Presented as the only surviving copy (a VHS taped from a late night TV broadcast, complete with snippets of advertisements and tracking issues) of the third film (banned by Ronald Reagan himself) in a non-existing trilogy of horror films from the 1980s, Dude Bro Party Massacre III is a strictly love it or hate it affair as people who can handle its sense of humor will howl with laughter and people who can’t (and are just expecting another slasher movie) will just scratch their heads, not getting what the whole point is.
With a villain called Motherface (come on, how can anyone be serious with a name like that?) and a pack of frat boys, each and every one cast to reflect a certain stereotype, as the main characters, not to mention an absolute wealth of bizarre minor characters and scenarios, the level of detail involved here will reward multiple viewing as the jokes fly in really fast and hard and you are bound to miss a whole lot of them the first time around.
16. Cop Car (Jon Watt, USA)
Released in early August 2015, this is the most recent entry on this list, a film I saw just as I’m compiling and writing this list, and which is good enough to straight away muscle in and push out other contenders like Hyena and In Order Of Disappearance.
Genre fans would have probably heard of director Jon Watt before for his film Clown, which began as a fake trailer that cheekily (and falsely) put in Eli Roth’s name as its producer but then actually did manage to make that happen when Roth got wind of the trailer.

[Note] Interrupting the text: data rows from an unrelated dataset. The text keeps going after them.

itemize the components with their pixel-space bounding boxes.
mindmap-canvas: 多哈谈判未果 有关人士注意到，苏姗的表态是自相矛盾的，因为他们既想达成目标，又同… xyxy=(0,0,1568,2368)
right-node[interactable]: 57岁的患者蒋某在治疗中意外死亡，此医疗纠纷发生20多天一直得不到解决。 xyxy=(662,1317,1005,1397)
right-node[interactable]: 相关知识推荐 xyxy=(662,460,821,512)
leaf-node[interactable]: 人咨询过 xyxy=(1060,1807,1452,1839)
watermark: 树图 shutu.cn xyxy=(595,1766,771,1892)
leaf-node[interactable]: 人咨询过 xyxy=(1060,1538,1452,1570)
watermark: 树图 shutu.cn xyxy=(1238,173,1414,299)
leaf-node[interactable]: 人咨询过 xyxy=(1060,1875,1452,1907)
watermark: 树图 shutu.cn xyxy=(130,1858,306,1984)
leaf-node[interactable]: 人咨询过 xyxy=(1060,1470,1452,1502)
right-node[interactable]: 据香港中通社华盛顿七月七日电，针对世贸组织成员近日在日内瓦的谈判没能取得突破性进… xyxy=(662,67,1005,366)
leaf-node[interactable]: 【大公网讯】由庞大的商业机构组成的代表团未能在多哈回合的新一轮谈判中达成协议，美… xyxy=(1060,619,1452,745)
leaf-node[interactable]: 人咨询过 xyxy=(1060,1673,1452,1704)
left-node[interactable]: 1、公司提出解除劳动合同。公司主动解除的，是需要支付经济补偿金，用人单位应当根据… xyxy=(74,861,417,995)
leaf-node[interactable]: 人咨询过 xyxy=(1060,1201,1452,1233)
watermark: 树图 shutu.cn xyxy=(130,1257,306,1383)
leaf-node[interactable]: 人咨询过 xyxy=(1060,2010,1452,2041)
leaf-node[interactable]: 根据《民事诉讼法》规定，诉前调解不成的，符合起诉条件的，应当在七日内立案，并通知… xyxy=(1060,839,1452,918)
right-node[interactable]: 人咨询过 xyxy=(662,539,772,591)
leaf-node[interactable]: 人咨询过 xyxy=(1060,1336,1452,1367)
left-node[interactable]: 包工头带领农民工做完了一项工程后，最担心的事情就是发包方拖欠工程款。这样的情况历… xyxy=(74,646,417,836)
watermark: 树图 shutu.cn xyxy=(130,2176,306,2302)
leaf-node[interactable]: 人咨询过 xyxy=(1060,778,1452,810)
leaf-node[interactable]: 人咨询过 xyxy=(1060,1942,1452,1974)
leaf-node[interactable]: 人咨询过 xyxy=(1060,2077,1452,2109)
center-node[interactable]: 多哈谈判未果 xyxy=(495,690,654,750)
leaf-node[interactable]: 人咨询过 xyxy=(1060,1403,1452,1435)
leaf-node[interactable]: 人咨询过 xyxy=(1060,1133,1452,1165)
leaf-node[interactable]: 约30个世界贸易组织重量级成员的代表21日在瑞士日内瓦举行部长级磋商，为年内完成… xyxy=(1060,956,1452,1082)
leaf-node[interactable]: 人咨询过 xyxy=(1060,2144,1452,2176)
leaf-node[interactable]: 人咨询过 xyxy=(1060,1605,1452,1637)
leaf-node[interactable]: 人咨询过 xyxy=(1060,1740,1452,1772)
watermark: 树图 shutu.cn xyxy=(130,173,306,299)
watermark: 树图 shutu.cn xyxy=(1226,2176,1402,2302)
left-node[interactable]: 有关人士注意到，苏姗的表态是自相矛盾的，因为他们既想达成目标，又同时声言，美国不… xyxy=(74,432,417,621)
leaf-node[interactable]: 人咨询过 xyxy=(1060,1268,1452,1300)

Clown itself is a contender for this list, but that all changed the minute I saw Watt’s new film Cop Car, as it marks the arrival of a confident and technically proficient genre director with not only a bold concept (i.e. two 10 year old runaway kids run into an abandoned cop car, and decided to take it for a joy ride) but also some seriously bold execution.
The 2 kids talk and behave like most curious and naughty 10 year olds would, and Watts’ marriage of their blissful innocence with the very real dangers of what seems to be a murdering dirty cop (Kevin Bacon again doing great work) and a surviving victim of that cop who’s hell bent on revenge has resulted in a beautifully tragic film that never forgets to keep its sense of humor intact. It’s admittedly all very slight, but that doesn’t prevent it from being absolutely unforgettable.
15. Everly (Joe Lynch, USA)
Genre fans have been alerted to the talents of director Joe Lynch even as early as his straight to video sequel, Wrong Turn 2: Dead End. But it’s with his previous film Knights Of Badassdom and his involvement with Adam Green and the TV series Holliston that his name has truly become one to look out for amongst the genre and midnight movie crowd.
There are some pretty scathing reviews out there for his latest film Everly, most of them totally missing the point that Everly is a throwback shoot-‘em-up action flick with nothing else on its mind than to provide the sight of a scantily clad Salma Hayek disposing off countless bad guys (and scantily clad bad girls) using any means necessary, but preferably using guns and a hail of bullets.
In short, this is the kind of slick neo-grindhouse flick that Quentin Tarantino and Robert Rodriguez wanted to make during their 90s heyday, and that a great many pretenders tried to make as well. The difference with this one and all those pretenders is that Everly quite simply kicks major ass.
With films of this kind, the real pleasure comes from enjoying the many colorful characters and many creative ways that the film devises to kill them, all of which Everly possesses in abundance, making it a truly enjoyable, albeit brainless, ride.